Now my instinct would be to consider a homomorphism $f$ between $S_n$ and $\mathbb{Z}$ such that $\text{K} (f) = \mathbb{3Z}$, then I would be able to state that the exists a unique bijective $f'$ homomorphism between $\mathbb{Z}/3\mathbb{Z}$, and then I would need to construct the reciprocal function(which does exist as $f'$ is bijective). Now the issue is that I don't know what kind of $f$ I can construct.

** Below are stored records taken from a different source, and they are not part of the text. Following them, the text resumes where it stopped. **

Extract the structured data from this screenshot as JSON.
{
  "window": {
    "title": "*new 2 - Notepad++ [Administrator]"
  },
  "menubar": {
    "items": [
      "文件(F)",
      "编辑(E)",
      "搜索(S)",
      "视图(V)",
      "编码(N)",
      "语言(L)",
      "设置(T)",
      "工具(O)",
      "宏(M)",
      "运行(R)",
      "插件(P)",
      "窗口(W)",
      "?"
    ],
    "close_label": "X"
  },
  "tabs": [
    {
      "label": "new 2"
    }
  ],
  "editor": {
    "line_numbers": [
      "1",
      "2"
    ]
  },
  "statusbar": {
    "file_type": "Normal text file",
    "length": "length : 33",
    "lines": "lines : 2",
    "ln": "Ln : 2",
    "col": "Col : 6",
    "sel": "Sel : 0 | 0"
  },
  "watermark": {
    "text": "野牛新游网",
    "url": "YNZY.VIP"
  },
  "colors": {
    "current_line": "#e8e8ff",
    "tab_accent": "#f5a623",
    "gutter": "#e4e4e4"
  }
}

Can you help me on this?

And furthermore, is there any other way to proceed to get a different group homomorphism?

Answer 1

The group $S_n $ is generated by the transpositions $\sigma_{i,j}$, which are permutations that just swap two elements $i $ and $j $, leaving everything else unchanged. Any homomorphism $f $ of $S_n $ into $\mathbb Z/3\mathbb Z $ must map those transpositions into identity, because they are of order 2, and the only element in $\mathbb Z/3\mathbb Z $ that, squared, gives the identity is the identity itself. Therefore, as all the generators of $S_n $ must be mapped to identity, the homomorphism must map all the other elements to identity. Thus, every homomorphism of $S_n $ into $\mathbb Z/3\mathbb Z $ is trivial.

Answer 2

Hint: If $f: S_n \to \mathbb{Z} / 3 \mathbb{Z}$ is a homomorphism, then $\ker f$ is a normal subgroup of $S_n$. The normal subgroups of $S_n$ are well known. Moreover, the image of $f$ is a subgroup of $\mathbb{Z} / 3 \mathbb{Z}$ and so is either trivial or the whole group. Does $S_n$ have a normal subgroups of index $3$?

Answer 3

If $f$ is a homomorphism from $S_n$ to $\mathbb{Z}/3\mathbb{Z}$, the image is abelian. Hence the commutator subgroup $[S_n,S_n]=A_n \subseteq ker(f)$. But $|S_n:A_n|=2$, so $|S_n:ker(f)|$ must divide $2$ ... can you finish?

Answer 4

We have that $\ker \phi \unlhd S_n$. Let $\phi$ be the non-trivial homomorphism. Then we have by First Isomorphism Theorem that $S_n/\ker \phi \cong \phi[S_n] \cong \mathbb{Z_3}$. Now how many normal subgroup od index $3$ does $S_n$ have?